Contents

Problem 4

The CLT applied to sums of dice

Using the functions created in the first exercise, you will estimate the sum of of particular die combinations, comparing this to the calculated analytical results.

Your tasks

  1. Make your functions from the first exercise available to the current notebook (or otherwise), so that they are reusable.

  2. Sample from the distribution of the sum of 10 6-sided dice and plot a bar chart of the probabilities.

  3. Compute the analytical expected probability for each of the bins above, and compare the sampled results to the expected results using a grouped bar chart. Also sample the normal distribution with the expected mean and standard deviation of the sum at the bin centres and add this to the grouped bar chart (after normalisation of the probabilities, ensuring they add up to 1).

  4. Write a function that calculates the expected probabilities in each bin using the normal distribution and a continuity correction: instead of sampling the normal distribution’s pdf at the bin centres, calculate the probability contained within \(\pm 0.5\) of each bin (or to \(\pm \infty\) at the edges of the dstribution).

  5. Compare the results of the above function, for the case in Task 3, adding this to the grouped bar chart.

  6. In preparation for the next task, write a function that takes bin edges, the corresponding probabilities for each bin, and a probability threshold as arguments, and joins together those bins which are below the threshold. The function should return a set of bin edges and associated probabilities, where each of the bins now has a probability that exceeds the given threshold.
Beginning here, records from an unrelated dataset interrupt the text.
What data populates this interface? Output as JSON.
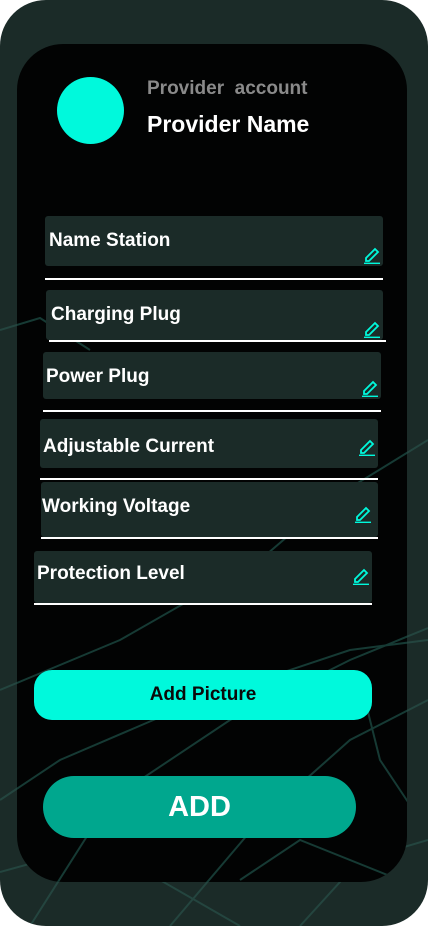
{
  "header": {
    "account_label": "Provider  account",
    "provider_name": "Provider Name"
  },
  "fields": [
    {
      "label": "Name Station",
      "icon": "edit-pencil-icon"
    },
    {
      "label": "Charging Plug",
      "icon": "edit-pencil-icon"
    },
    {
      "label": "Power Plug",
      "icon": "edit-pencil-icon"
    },
    {
      "label": "Adjustable Current",
      "icon": "edit-pencil-icon"
    },
    {
      "label": "Working Voltage",
      "icon": "edit-pencil-icon"
    },
    {
      "label": "Protection Level",
      "icon": "edit-pencil-icon"
    }
  ],
  "buttons": {
    "add_picture": "Add Picture",
    "add": "ADD"
  },
  "colors": {
    "accent": "#00f9dc",
    "button_primary": "#00a78e",
    "field_bg": "#1b2b28",
    "screen_bg": "#020303",
    "frame_bg": "#1b2b28"
  }
}
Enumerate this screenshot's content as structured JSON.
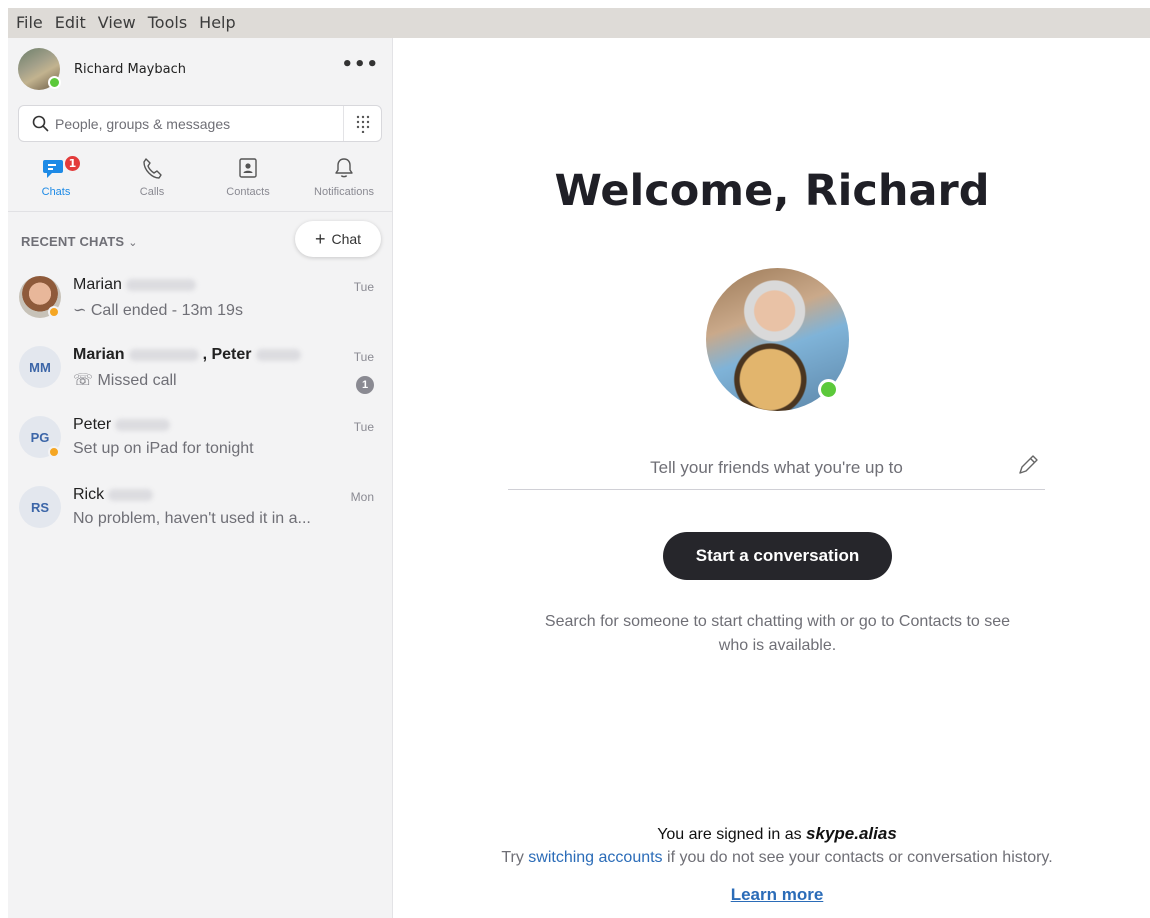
{
  "menubar": {
    "items": [
      "File",
      "Edit",
      "View",
      "Tools",
      "Help"
    ]
  },
  "profile": {
    "name": "Richard Maybach",
    "more_label": "•••",
    "presence_color": "#5cc93b"
  },
  "search": {
    "placeholder": "People, groups & messages",
    "icon": "search-icon",
    "dialpad_icon": "dialpad-icon"
  },
  "tabs": [
    {
      "label": "Chats",
      "icon": "chat-icon",
      "active": true,
      "badge": "1"
    },
    {
      "label": "Calls",
      "icon": "phone-icon",
      "active": false
    },
    {
      "label": "Contacts",
      "icon": "contacts-icon",
      "active": false
    },
    {
      "label": "Notifications",
      "icon": "bell-icon",
      "active": false
    }
  ],
  "recent": {
    "header": "RECENT CHATS",
    "new_chat_label": "Chat"
  },
  "chats": [
    {
      "name": "Marian",
      "preview": "Call ended - 13m 19s",
      "date": "Tue",
      "avatar": "photo",
      "status": "away"
    },
    {
      "name_a": "Marian",
      "name_b": ", Peter",
      "preview": "Missed call",
      "date": "Tue",
      "initials": "MM",
      "unread": "1"
    },
    {
      "name": "Peter",
      "preview": "Set up on iPad for tonight",
      "date": "Tue",
      "initials": "PG",
      "status": "away"
    },
    {
      "name": "Rick",
      "preview": "No problem, haven't used it in a...",
      "date": "Mon",
      "initials": "RS"
    }
  ],
  "main": {
    "welcome": "Welcome, Richard",
    "mood_placeholder": "Tell your friends what you're up to",
    "start_button": "Start a conversation",
    "hint": "Search for someone to start chatting with or go to Contacts to see who is available.",
    "signed_in_prefix": "You are signed in as ",
    "alias": "skype.alias",
    "try_prefix": "Try ",
    "switch_link": "switching accounts",
    "try_suffix": " if you do not see your contacts or conversation history.",
    "learn_more": "Learn more"
  },
  "colors": {
    "accent": "#1d8ae6",
    "badge": "#e33b3b",
    "away": "#f5a623",
    "link": "#2b6cb8",
    "dark_button": "#26262b"
  }
}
This is important to satisfy the requirement for the chi-squared test regarding the minimum number of samples per bin at the tails of the distribution of the dice sums.

    1. For example, the input bins could be:

      bin_edge

      probability

      (1, 1)

      0.025

      (2, 2)

      0.075

      (3, 3)

      0.2

      (4, 4)

      0.2

      (5, 5)

      0.025

      (6, 6)

      0.015

      (7, 7)

      0.2

      (8, 8)

      0.2

      (9, 9)

      0.025

      (10, 10)

      0.015

      (11, 11)

      0.015

      (12, 12)

      0.015

    2. For which the output bins (with a minimum probability of 0.06) would then be:

      bin_edge

      probability

      (1, 2)

      0.1

      (3, 3)

      0.2

      (4, 5)

      0.225

      (6, 7)

      0.215

      (8, 8)

      0.2

      (9, 12)

      0.07

    3. Note that some bins were merged, and their original probabilities summed: e.g. \(\{(9, 9), \dots, (12, 12)\} \rightarrow (9, 12)\).

  7. Using sums of 6-sided dice, this task investigates the CLT. For \(2, \dots, 6\) dice, compute the expected distribution of their sum, sample from this distribution randomly, and use both the bin-centre and continuity correction method from the previous tasks in order to compute probabilities for each bin (modified using the function from 6.). Using the expected (analytical) probabilities for each bin, compute the p-value of the chi-square test for both the bin-centre and continuity-corrected normal distribution values for each number of dice. Using your results, you should be able to answer the following:

    • Does the bin-centre or continuity-corrected method work better?

    • How many 6-sided dice are needed in order to confidently say that their sum is described by a normal distribution? How does this depend on the significance level?